Клод, я уезжаю из Сент-Илер-де-Рье. Можешь молча возвести глаза к небу по своему обыкновению – все равно я тебя не вижу, хоть и отлично представляю, как ты это делаешь. Да, Бульдог снова потерял след. Кто только придумал эту дурацкую кличку, ведь бульдоги никогда не числились в охотничьих породах? Впрочем, неважно. Все неважно, кроме оборвавшегося следа.

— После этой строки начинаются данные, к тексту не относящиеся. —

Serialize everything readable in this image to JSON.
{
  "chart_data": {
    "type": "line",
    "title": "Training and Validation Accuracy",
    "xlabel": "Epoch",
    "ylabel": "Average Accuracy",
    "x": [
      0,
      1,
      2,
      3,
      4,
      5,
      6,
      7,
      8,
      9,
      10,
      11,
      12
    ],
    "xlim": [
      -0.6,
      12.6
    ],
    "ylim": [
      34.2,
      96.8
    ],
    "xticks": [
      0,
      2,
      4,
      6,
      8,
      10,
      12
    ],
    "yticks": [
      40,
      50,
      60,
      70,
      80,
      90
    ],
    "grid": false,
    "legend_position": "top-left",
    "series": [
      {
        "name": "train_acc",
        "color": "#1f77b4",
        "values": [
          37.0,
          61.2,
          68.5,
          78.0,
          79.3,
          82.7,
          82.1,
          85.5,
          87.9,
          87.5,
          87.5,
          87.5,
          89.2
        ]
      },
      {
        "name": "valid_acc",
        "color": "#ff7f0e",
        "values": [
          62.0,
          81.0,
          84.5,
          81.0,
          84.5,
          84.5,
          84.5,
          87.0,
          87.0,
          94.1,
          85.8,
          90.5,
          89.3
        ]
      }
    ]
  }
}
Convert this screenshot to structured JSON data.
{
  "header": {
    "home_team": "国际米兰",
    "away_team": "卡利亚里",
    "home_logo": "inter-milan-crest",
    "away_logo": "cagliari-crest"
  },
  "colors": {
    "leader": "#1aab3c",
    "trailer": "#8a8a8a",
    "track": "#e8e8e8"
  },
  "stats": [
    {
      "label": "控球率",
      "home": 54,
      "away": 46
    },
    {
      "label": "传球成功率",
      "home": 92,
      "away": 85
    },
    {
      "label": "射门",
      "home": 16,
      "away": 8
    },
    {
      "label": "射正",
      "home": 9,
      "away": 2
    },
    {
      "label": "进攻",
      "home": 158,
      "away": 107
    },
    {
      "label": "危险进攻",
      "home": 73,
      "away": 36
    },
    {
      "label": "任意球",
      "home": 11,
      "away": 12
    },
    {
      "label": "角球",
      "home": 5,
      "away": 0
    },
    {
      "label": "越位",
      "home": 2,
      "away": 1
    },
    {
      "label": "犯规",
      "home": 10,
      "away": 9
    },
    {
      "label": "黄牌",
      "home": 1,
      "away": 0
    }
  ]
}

Я знаю, даже если я скажу тебе, что устал, разуверился и готов сдаться, ты никогда не позволишь себе даже тень самодовольного согласия, а ведь имеешь на это полное право. Вот только ты с твоим долготерпением, всепрощением моих выходок и неизменной готовностью помочь – и имеешь, пожалуй. Ну, хорошо, не на самодовольство, но уж точно на «я же тебе говорил». Скажешь, Клод? Уверен, что нет.
Так вот, о следующем адресе и моем дальнейшем пути. Извини за сумбурность письма, я пошлейшим образом пьян. В моем нынешнем настроении либо застрелиться, либо надраться, но я же всегда был практиком, да и не собираюсь служить примером пересудов для всей Тулузы. Ничего, пройдет. Я почти ухватил его за хвост, можешь ты это представить? Одна из жертв, работница с местной фабрики, незадолго до гибели призналась подругам, что собирается замуж за очень достойного господина. «Замуж» собиралась и вторая девушка, и тоже за человека в высшей степени порядочного и достойного, но не желающего общаться с ее нынешним кругом знакомых. И у этой второй была доверенная подруга, которой она тайком показала «достойного господина». За неделю до моего приезда, Клод, всего за неделю эта подруга умирает в больнице от неудачного подпольного аборта. Вот так… Третья никому ничего не рассказывала, но я уверен, что это Он. Два жениха, не появившихся на похоронах?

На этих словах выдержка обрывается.